Как ударился, чуть качнувшись, струг о мягкую мель, а рядом с ним три других, Рарог вдруг встал и, перешагивая через скамьи, добрался до увенчанного медвежьей головой носа. Гроза и вздрогнула даже, как его пальцы вдруг ухватили ее под локоть. Обернулась, заглядывая в его лицо.
— Чурила, Калуга, — с нами пойдете, — велел громко. — Проводим девицу хотя бы до веси.
Другие мужи заворчали, но не слишком рьяно: наверное, и понимали, что одной Грозе будет боязно идти через опасно сумрачный ельник. Недобрым казалось это место, гранью между Явью и Навью. Отражались бородатые ели в спокойной нынче глади реки — и казалось, мир весь опрокидывался в нее. Только ноги намочишь — и утянет за собой.

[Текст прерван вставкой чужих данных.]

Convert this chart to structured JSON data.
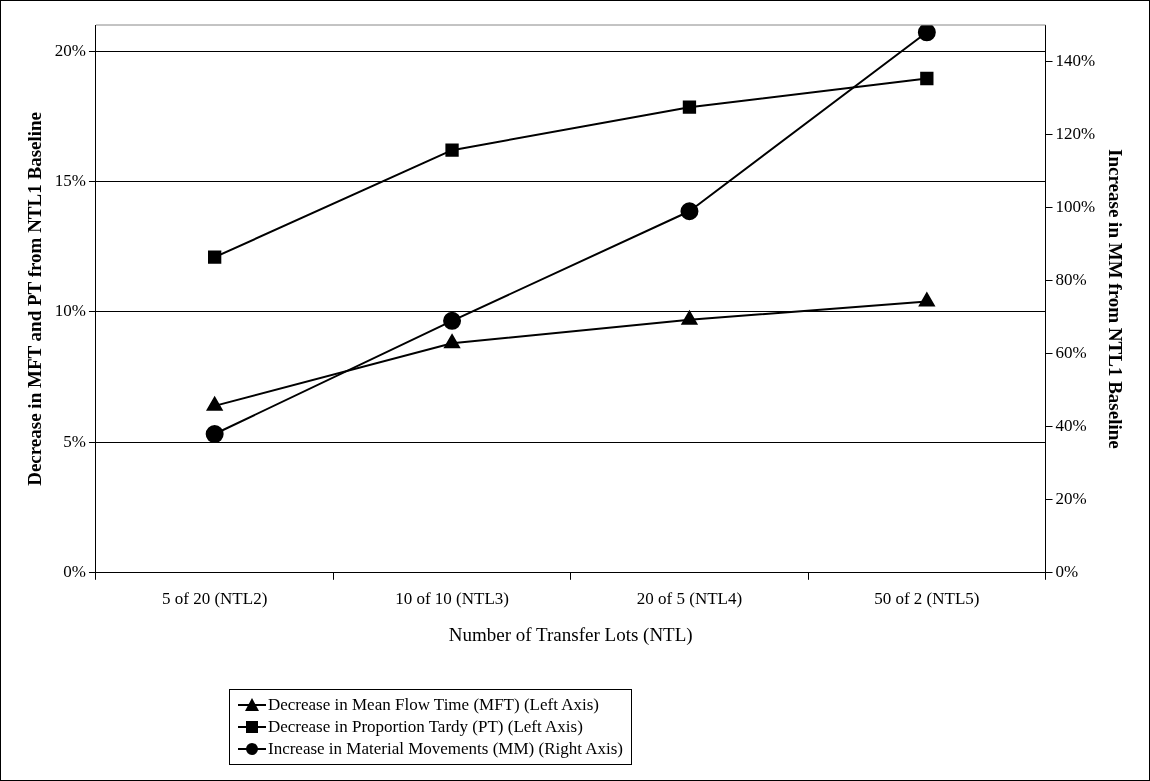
{
  "chart_data": {
    "type": "line",
    "xlabel": "Number of Transfer Lots (NTL)",
    "ylabel": "Decrease in MFT and PT from NTL1 Baseline",
    "y2label": "Increase in MM from NTL1 Baseline",
    "categories": [
      "5 of 20 (NTL2)",
      "10 of 10 (NTL3)",
      "20 of 5 (NTL4)",
      "50 of 2 (NTL5)"
    ],
    "series": [
      {
        "name": "Decrease in Mean Flow Time (MFT) (Left Axis)",
        "color": "#000000",
        "marker": "triangle",
        "values": [
          6.4,
          8.8,
          9.7,
          10.4
        ]
      },
      {
        "name": "Decrease in Proportion Tardy (PT) (Left Axis)",
        "color": "#000000",
        "marker": "square",
        "values": [
          12.1,
          16.2,
          17.85,
          18.95
        ]
      },
      {
        "name": "Increase in Material Movements (MM) (Right Axis)",
        "color": "#000000",
        "marker": "circle",
        "axis": "y2",
        "values": [
          38,
          69,
          99,
          148
        ]
      }
    ],
    "ylim": [
      0,
      21
    ],
    "yticks": [
      {
        "value": 0,
        "label": "0%"
      },
      {
        "value": 5,
        "label": "5%"
      },
      {
        "value": 10,
        "label": "10%"
      },
      {
        "value": 15,
        "label": "15%"
      },
      {
        "value": 20,
        "label": "20%"
      }
    ],
    "y2lim": [
      0,
      150
    ],
    "y2ticks": [
      {
        "value": 0,
        "label": "0%"
      },
      {
        "value": 20,
        "label": "20%"
      },
      {
        "value": 40,
        "label": "40%"
      },
      {
        "value": 60,
        "label": "60%"
      },
      {
        "value": 80,
        "label": "80%"
      },
      {
        "value": 100,
        "label": "100%"
      },
      {
        "value": 120,
        "label": "120%"
      },
      {
        "value": 140,
        "label": "140%"
      }
    ],
    "grid": "y",
    "legend": "bottom",
    "line_style": "solid"
  }
}
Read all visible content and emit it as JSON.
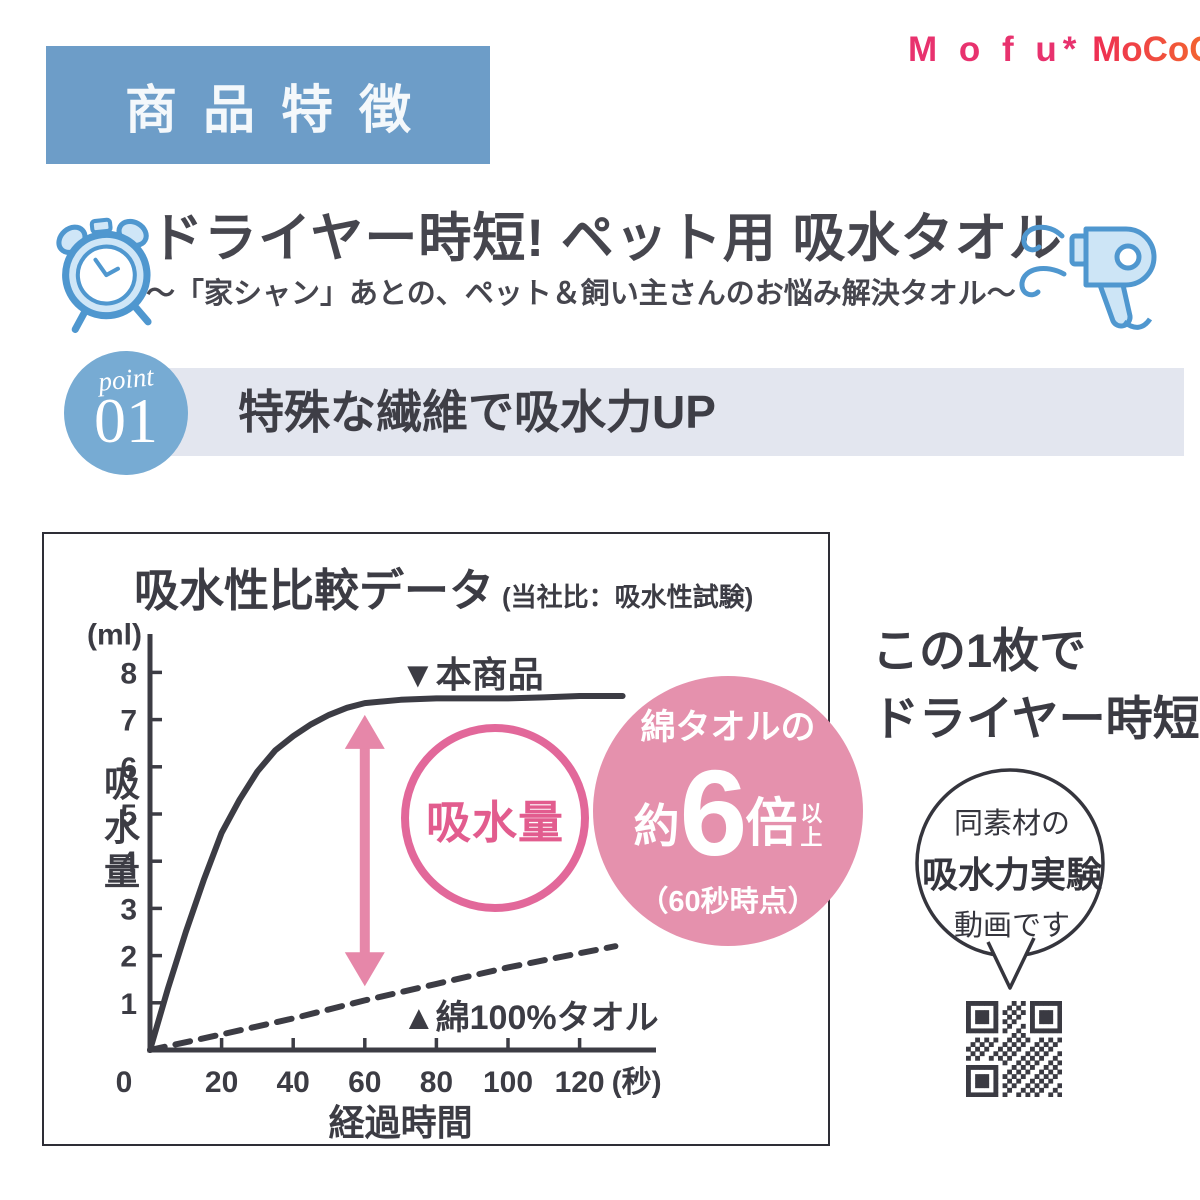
{
  "brand": {
    "part1": "M o f u*",
    "part2": "MoCoCo*"
  },
  "header": {
    "title": "商品特徴"
  },
  "hero": {
    "title": "ドライヤー時短! ペット用 吸水タオル",
    "subtitle": "〜「家シャン」あとの、ペット＆飼い主さんのお悩み解決タオル〜"
  },
  "point": {
    "label": "point",
    "number": "01",
    "banner": "特殊な繊維で吸水力UP"
  },
  "chart_panel": {
    "title": "吸水性比較データ",
    "title_note": "(当社比：吸水性試験)"
  },
  "chart_data": {
    "type": "line",
    "title": "吸水性比較データ",
    "subtitle": "当社比：吸水性試験",
    "xlabel": "経過時間",
    "x_unit": "(秒)",
    "ylabel": "吸水量",
    "y_unit": "(ml)",
    "xlim": [
      0,
      132
    ],
    "ylim": [
      0,
      8.6
    ],
    "x_ticks": [
      0,
      20,
      40,
      60,
      80,
      100,
      120
    ],
    "y_ticks": [
      1,
      2,
      3,
      4,
      5,
      6,
      7,
      8
    ],
    "grid": false,
    "legend_position": "inline-labels",
    "series": [
      {
        "name": "本商品",
        "marker": "▼",
        "style": "solid",
        "x": [
          0,
          5,
          10,
          15,
          20,
          25,
          30,
          35,
          40,
          45,
          50,
          55,
          60,
          70,
          80,
          90,
          100,
          110,
          120,
          130,
          132
        ],
        "values": [
          0,
          1.3,
          2.5,
          3.6,
          4.6,
          5.3,
          5.9,
          6.35,
          6.65,
          6.9,
          7.1,
          7.25,
          7.35,
          7.42,
          7.45,
          7.45,
          7.45,
          7.47,
          7.5,
          7.5,
          7.5
        ]
      },
      {
        "name": "綿100%タオル",
        "marker": "▲",
        "style": "dashed",
        "x": [
          0,
          20,
          40,
          60,
          80,
          100,
          120,
          130
        ],
        "values": [
          0,
          0.33,
          0.67,
          1.05,
          1.4,
          1.75,
          2.05,
          2.2
        ]
      }
    ],
    "annotation_arrow": {
      "x": 60,
      "from": 1.35,
      "to": 7.1,
      "label": "吸水量"
    }
  },
  "highlight": {
    "circle_label": "吸水量",
    "badge_line1": "綿タオルの",
    "badge_prefix": "約",
    "badge_number": "6",
    "badge_suffix": "倍",
    "badge_small_1": "以",
    "badge_small_2": "上",
    "badge_note": "（60秒時点）"
  },
  "aside": {
    "line1": "この1枚で",
    "line2": "ドライヤー時短！",
    "bubble_line1": "同素材の",
    "bubble_line2": "吸水力実験",
    "bubble_line3": "動画です"
  },
  "icons": {
    "clock": "alarm-clock-icon",
    "dryer": "hair-dryer-icon",
    "qr": "qr-code"
  },
  "colors": {
    "header_blue": "#6d9dc8",
    "point_blue": "#77abd3",
    "banner_gray": "#e3e6ef",
    "brand_pink": "#e8326e",
    "brand_orange": "#f1512e",
    "badge_pink": "#e591ad",
    "deep_pink": "#e25c8e",
    "arrow_pink": "#e687a9",
    "icon_blue": "#4f97cf",
    "icon_blue_fill": "#cfe6f7",
    "ink": "#3c3c44"
  }
}
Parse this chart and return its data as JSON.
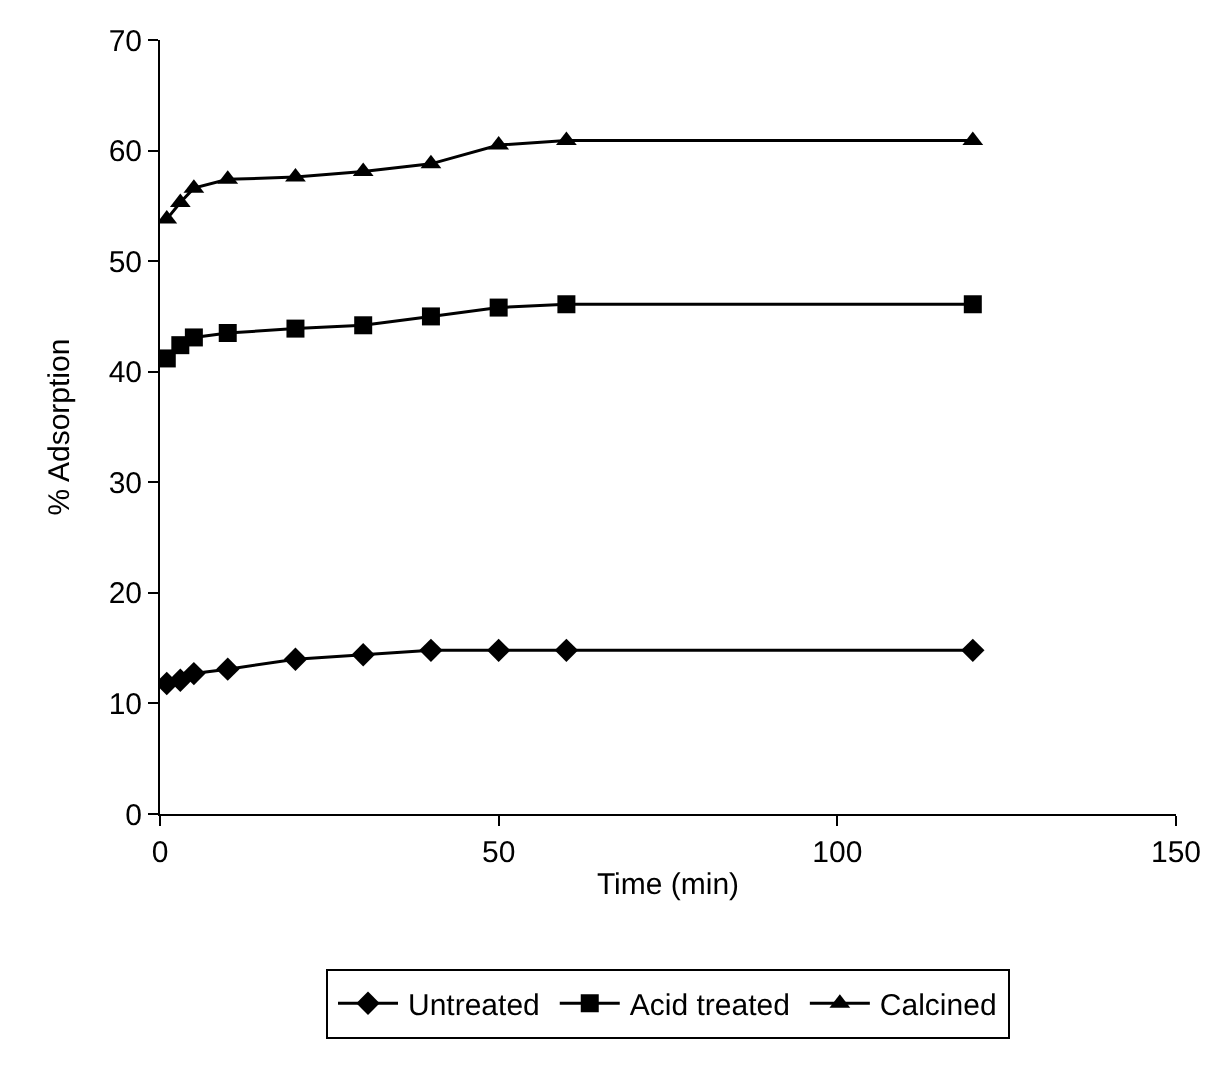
{
  "chart_data": {
    "type": "line",
    "xlabel": "Time (min)",
    "ylabel": "% Adsorption",
    "xlim": [
      0,
      150
    ],
    "xticks": [
      0,
      50,
      100,
      150
    ],
    "ylim": [
      0,
      70
    ],
    "yticks": [
      0,
      10,
      20,
      30,
      40,
      50,
      60,
      70
    ],
    "grid": false,
    "legend": "bottom",
    "line_style": "solid",
    "series": [
      {
        "name": "Untreated",
        "color": "#000000",
        "marker": "diamond",
        "x": [
          1,
          3,
          5,
          10,
          20,
          30,
          40,
          50,
          60,
          120
        ],
        "values": [
          11.8,
          12.1,
          12.7,
          13.1,
          14.0,
          14.4,
          14.8,
          14.8,
          14.8,
          14.8
        ]
      },
      {
        "name": "Acid treated",
        "color": "#000000",
        "marker": "square",
        "x": [
          1,
          3,
          5,
          10,
          20,
          30,
          40,
          50,
          60,
          120
        ],
        "values": [
          41.2,
          42.4,
          43.1,
          43.5,
          43.9,
          44.2,
          45.0,
          45.8,
          46.1,
          46.1
        ]
      },
      {
        "name": "Calcined",
        "color": "#000000",
        "marker": "triangle",
        "x": [
          1,
          3,
          5,
          10,
          20,
          30,
          40,
          50,
          60,
          120
        ],
        "values": [
          53.8,
          55.3,
          56.6,
          57.4,
          57.6,
          58.1,
          58.8,
          60.5,
          60.9,
          60.9
        ]
      }
    ]
  }
}
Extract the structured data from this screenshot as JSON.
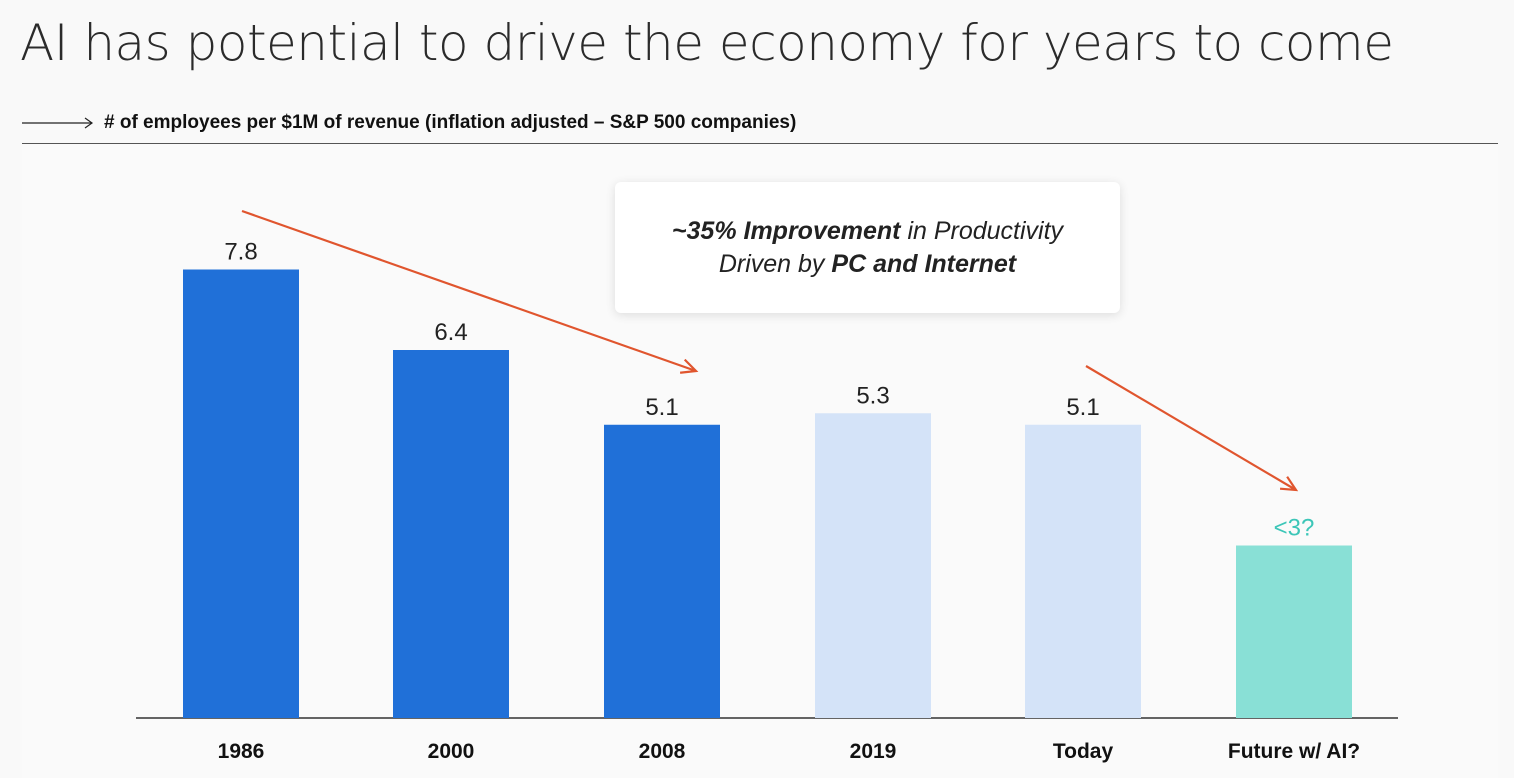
{
  "title": "AI has potential to drive the economy for years to come",
  "subtitle": "# of employees per $1M of revenue (inflation adjusted – S&P 500 companies)",
  "callout": {
    "line1_prefix": "~35% Improvement",
    "line1_suffix": " in Productivity",
    "line2_prefix": "Driven by ",
    "line2_bold": "PC and Internet"
  },
  "colors": {
    "dark_blue": "#2070d8",
    "light_blue": "#d4e3f8",
    "teal": "#89e0d6",
    "arrow": "#e0552e",
    "teal_label": "#3cc6b8"
  },
  "chart_data": {
    "type": "bar",
    "categories": [
      "1986",
      "2000",
      "2008",
      "2019",
      "Today",
      "Future w/ AI?"
    ],
    "values": [
      7.8,
      6.4,
      5.1,
      5.3,
      5.1,
      3
    ],
    "data_labels": [
      "7.8",
      "6.4",
      "5.1",
      "5.3",
      "5.1",
      "<3?"
    ],
    "title": "",
    "xlabel": "",
    "ylabel": "",
    "ylim": [
      0,
      7.8
    ],
    "grid": false
  }
}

А с Рарогом рядом, несмотря ни на что, и впрямь было спокойнее: помнила Гроза о требах, что приносил он Велесу — не иначе своему покровителю. Значит, и не обидит никто рядом с ним. И ощущение это необъяснимое, казалось бы — защищенности — рядом с ним становилось все крепче. Вопреки тому, что она гнала его второго дня от себя. И сама не хотела приближаться лишний раз.
Рарог не забыл прихватить с собой и лук, и кистень привесить к поясу. Спрыгнул на сырой берег и Грозу в руки поймал, крепко схватив за талию. Еще мгновение она висела в тисках его широких ладоней, пытаясь достать носками черевик землю, и смотрела в его глаза, словно в колодец, отражающий острые верхушки елей вокруг.